Case Study 2

 

Transactional Support Services

Case Study: Flatiron was engaged by a drug rehabilitation center at the request of a major private equity fund for the purpose of optimizing the corporate structure of the Client for possible sale. The business was distributed over 20 companies jointly owned by the two principals and assembled over a period of twenty years. The complexity of the corporate structure was deterring the prospective Buyer from applying the resources necessary to conduct a full-blown due diligence investigation of the business.

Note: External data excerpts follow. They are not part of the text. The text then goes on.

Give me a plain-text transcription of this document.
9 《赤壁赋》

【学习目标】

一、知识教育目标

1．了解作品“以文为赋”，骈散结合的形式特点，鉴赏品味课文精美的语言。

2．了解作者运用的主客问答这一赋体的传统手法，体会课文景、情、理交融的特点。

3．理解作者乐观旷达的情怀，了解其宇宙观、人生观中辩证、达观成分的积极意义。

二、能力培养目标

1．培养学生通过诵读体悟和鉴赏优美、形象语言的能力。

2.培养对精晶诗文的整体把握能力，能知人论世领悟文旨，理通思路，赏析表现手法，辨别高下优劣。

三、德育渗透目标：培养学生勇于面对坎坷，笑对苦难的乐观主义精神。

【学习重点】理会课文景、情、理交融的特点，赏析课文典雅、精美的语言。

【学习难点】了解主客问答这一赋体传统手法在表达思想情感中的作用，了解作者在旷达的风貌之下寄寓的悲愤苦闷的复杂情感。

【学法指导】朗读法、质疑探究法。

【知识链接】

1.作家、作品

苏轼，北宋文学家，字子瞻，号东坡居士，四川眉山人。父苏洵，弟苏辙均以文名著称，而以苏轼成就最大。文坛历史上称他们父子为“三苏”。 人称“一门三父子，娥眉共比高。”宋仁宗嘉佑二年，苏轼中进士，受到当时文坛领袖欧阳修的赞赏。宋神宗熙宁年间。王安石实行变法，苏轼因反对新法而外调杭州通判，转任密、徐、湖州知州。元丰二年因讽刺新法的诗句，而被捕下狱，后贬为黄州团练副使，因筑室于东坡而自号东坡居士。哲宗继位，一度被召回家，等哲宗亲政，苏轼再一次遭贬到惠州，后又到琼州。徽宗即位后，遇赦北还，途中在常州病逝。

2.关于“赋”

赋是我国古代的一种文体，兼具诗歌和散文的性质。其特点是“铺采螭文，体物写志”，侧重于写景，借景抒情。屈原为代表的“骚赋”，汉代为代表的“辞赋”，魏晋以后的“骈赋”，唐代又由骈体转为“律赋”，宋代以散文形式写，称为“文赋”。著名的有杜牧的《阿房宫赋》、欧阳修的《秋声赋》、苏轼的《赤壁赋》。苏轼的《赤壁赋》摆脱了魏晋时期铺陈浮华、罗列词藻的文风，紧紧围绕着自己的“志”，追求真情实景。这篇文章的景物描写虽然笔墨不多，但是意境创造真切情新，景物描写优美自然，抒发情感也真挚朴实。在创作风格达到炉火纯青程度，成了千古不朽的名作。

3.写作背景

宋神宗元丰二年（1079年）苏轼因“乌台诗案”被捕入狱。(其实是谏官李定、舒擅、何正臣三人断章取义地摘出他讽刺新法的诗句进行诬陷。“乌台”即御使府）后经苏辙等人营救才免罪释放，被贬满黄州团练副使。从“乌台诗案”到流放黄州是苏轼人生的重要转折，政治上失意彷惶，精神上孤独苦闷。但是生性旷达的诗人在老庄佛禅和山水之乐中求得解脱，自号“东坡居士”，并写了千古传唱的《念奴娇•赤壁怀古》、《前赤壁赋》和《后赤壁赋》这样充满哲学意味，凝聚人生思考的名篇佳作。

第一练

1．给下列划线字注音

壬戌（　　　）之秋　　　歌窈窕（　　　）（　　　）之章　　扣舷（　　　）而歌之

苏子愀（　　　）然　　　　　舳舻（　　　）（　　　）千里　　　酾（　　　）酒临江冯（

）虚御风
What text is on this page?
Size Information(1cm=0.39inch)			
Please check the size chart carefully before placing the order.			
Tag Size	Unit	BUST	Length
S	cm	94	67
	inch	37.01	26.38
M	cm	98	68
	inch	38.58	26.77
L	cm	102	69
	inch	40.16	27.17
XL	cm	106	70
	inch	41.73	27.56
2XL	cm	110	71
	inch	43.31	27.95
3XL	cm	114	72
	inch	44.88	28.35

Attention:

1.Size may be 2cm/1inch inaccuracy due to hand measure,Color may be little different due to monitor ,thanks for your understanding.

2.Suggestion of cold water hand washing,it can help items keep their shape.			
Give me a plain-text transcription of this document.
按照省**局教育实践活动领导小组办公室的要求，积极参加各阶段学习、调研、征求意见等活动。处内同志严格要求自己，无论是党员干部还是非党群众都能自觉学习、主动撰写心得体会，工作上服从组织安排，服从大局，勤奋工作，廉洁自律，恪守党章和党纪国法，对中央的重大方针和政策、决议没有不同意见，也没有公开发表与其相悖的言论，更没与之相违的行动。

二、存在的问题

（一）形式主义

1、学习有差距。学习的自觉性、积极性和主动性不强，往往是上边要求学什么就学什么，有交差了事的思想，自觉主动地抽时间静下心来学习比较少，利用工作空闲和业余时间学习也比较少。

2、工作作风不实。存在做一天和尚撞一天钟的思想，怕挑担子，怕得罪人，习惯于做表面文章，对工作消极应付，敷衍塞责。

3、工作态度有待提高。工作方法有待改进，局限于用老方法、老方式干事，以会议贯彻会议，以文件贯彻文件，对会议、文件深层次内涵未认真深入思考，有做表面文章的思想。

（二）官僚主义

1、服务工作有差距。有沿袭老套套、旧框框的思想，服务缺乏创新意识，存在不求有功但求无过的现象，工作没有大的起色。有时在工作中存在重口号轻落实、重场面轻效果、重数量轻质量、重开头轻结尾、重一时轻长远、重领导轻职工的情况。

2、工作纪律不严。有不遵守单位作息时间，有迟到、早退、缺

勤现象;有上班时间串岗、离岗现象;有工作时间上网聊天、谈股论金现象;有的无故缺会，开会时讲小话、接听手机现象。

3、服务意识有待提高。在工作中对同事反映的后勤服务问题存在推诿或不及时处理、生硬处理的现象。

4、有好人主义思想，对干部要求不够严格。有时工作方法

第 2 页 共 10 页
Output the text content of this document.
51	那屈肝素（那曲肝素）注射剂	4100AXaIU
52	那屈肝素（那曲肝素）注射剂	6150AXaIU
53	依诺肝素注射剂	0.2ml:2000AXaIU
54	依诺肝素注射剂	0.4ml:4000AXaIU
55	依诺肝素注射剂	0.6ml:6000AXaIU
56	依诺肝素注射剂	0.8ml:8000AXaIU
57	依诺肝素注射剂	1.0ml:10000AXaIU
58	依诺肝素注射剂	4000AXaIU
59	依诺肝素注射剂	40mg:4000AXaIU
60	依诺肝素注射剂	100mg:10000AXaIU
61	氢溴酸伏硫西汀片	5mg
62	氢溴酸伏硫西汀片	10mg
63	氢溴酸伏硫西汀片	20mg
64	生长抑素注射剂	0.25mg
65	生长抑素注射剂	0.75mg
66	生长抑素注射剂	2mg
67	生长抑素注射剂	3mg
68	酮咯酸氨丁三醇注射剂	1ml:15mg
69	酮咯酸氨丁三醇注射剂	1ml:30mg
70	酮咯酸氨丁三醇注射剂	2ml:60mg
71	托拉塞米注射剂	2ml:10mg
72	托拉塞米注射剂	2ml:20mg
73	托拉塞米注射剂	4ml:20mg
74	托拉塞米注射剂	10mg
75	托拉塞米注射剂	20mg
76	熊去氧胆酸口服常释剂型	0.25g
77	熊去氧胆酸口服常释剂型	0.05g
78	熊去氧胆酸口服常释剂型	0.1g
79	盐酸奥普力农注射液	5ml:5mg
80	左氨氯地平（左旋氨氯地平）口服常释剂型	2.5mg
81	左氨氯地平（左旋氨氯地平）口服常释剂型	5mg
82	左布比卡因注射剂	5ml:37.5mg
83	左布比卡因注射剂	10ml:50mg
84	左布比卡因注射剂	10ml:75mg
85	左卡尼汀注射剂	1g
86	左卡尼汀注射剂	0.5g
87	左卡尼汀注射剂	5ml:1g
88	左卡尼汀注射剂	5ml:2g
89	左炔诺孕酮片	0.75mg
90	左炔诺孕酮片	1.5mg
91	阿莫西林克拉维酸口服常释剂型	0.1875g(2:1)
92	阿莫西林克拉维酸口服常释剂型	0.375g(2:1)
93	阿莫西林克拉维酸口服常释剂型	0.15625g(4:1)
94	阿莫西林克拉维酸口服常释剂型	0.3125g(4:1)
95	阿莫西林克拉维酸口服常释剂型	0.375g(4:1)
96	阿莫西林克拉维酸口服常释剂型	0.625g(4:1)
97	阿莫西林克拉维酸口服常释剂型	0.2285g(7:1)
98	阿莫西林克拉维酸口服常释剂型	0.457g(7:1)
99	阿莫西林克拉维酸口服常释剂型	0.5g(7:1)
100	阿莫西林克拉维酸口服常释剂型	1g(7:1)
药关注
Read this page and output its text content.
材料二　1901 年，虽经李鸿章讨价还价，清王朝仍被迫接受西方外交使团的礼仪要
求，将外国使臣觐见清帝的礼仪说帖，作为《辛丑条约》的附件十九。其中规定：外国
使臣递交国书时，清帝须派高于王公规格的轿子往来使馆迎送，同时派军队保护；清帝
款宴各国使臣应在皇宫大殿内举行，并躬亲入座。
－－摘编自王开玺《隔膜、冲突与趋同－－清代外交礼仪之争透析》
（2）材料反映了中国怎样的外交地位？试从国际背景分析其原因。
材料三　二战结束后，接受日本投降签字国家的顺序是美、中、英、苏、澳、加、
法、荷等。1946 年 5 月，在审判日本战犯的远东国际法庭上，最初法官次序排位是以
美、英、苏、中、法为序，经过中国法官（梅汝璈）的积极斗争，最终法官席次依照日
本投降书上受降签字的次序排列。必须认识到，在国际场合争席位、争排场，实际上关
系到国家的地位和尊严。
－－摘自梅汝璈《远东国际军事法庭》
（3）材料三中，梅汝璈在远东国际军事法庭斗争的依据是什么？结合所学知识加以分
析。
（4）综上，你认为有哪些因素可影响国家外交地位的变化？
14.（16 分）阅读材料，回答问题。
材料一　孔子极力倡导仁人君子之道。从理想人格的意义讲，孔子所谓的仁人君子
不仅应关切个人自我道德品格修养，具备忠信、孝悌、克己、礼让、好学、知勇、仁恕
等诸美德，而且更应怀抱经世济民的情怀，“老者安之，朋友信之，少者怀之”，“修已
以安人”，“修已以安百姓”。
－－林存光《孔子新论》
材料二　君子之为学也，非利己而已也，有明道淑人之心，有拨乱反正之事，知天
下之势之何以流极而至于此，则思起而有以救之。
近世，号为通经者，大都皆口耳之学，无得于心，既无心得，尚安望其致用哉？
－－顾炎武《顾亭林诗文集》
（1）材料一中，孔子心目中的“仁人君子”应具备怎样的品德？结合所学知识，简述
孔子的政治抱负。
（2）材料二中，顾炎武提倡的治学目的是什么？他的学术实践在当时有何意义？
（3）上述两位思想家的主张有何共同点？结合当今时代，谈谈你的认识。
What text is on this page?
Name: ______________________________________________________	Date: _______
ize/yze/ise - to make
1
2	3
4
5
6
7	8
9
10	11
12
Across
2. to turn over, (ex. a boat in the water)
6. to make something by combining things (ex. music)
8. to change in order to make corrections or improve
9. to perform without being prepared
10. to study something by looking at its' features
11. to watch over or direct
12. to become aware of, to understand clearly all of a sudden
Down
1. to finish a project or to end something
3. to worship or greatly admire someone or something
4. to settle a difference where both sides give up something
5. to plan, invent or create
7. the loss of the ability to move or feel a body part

What Flatiron did: Flatiron extracted data from its relational database to create a one-page, multi-layered org chart that rationalized the complex capital structure. The chart showed that, underneath all of the noise, the Client consisted of only two core businesses, an insured business and a non-insured premium wealth business. Those businesses needed to be kept separate for regulatory purposes. All of the other companies were non-core, involving payroll, real estate ownership or ancillary services. Those ancillary businesses were not critical to the deal and could be coupled or de-coupled at the Buyer’s convenience.

The Outcome: With the complexity resolved, the prospective Buyer had the comfort to invest in a comprehensive due diligence investigation. In the end, the PE fund decided not to proceed with the deal for other business reasons. This exercise precipitated the Client’s decision to then recapitalize its business.